Avrai dovuto sostenere una preparazione intensa prima di partire, immagino!
«No, tutti possono fare questi giri, basta un po’ di allenamento, soprattutto gambe e fondoschiena, e dosare le distanze in base alle proprie forze. All’inizio ci si annoia un po’, io la supero ascoltandomi un audiolibro dopo l’altro, ma poi il corpo ti restituisce una sensazione di piacere esuberante e non vedi l’ora di partire veramente perché le lunghe distanze non sono più un problema. Da febbraio ad aprile con tre uscite alla settimana mi sono sentito pronto: 50 km e un po’ di dislivello sui colli Berici prima di andare al lavoro o qualche giro più lungo nei festivi. Anche perché l’allenamento vero te lo fai andando. Il primo giorno ho macinato 230 chilometri. Ma neppure l’ultimo ho scherzato con 200. E sempre tutto lentamente: velocità di crociera sui 20 chilometri l’ora, in pianura. Non sopporto però il caldo: maggio è un buon compromesso, anche se poi ti capita di trovare i passi alpini ancora innevati!».

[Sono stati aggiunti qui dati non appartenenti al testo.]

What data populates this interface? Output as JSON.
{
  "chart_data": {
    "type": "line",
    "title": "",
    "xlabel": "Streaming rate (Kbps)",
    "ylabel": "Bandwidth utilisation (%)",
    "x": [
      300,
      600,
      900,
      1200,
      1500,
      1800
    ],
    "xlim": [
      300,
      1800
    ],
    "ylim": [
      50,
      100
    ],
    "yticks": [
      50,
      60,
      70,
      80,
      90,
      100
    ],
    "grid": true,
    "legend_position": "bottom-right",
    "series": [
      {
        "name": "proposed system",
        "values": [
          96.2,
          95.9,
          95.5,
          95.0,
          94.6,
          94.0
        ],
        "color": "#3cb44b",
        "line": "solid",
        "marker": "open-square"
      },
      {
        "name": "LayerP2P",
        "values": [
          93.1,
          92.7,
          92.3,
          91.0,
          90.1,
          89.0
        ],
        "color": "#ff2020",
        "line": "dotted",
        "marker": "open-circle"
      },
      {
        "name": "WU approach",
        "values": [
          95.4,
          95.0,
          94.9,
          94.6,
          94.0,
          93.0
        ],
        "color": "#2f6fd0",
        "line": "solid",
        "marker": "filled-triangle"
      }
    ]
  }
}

Come ci si può procurare “Una bici. Anzi due”?
«Adesso è un ebook e lo si può trovare digitando “una bici anzi due” su Amazon. I video e le foto invece su Youtube. A breve spero di stampare qualche copia, chi è interessato può scrivermi all’indirizzo giorgio.zebele@cosmosociale.it. Vorrei aggiungere infine che lo scorso anno “Perdersi” (il libro scritto dopo il pellegrinaggio a Santiago, ndr) ha finanziato il Progetto Gaviota in Salvador, Guatemala e Argentina a favore dei ragazzi a rischio di affiliazione nelle bande criminali giovanili, le “maras”. Oltre a coprir le spese, abbiamo mandato a Giancarlo Munaretto, ideatore e promotore del progetto, 3.500 euro e ancora ne stiamo raccogliendo. Anche i margini di “Una bici. Anzi due” avranno la stessa destinazione».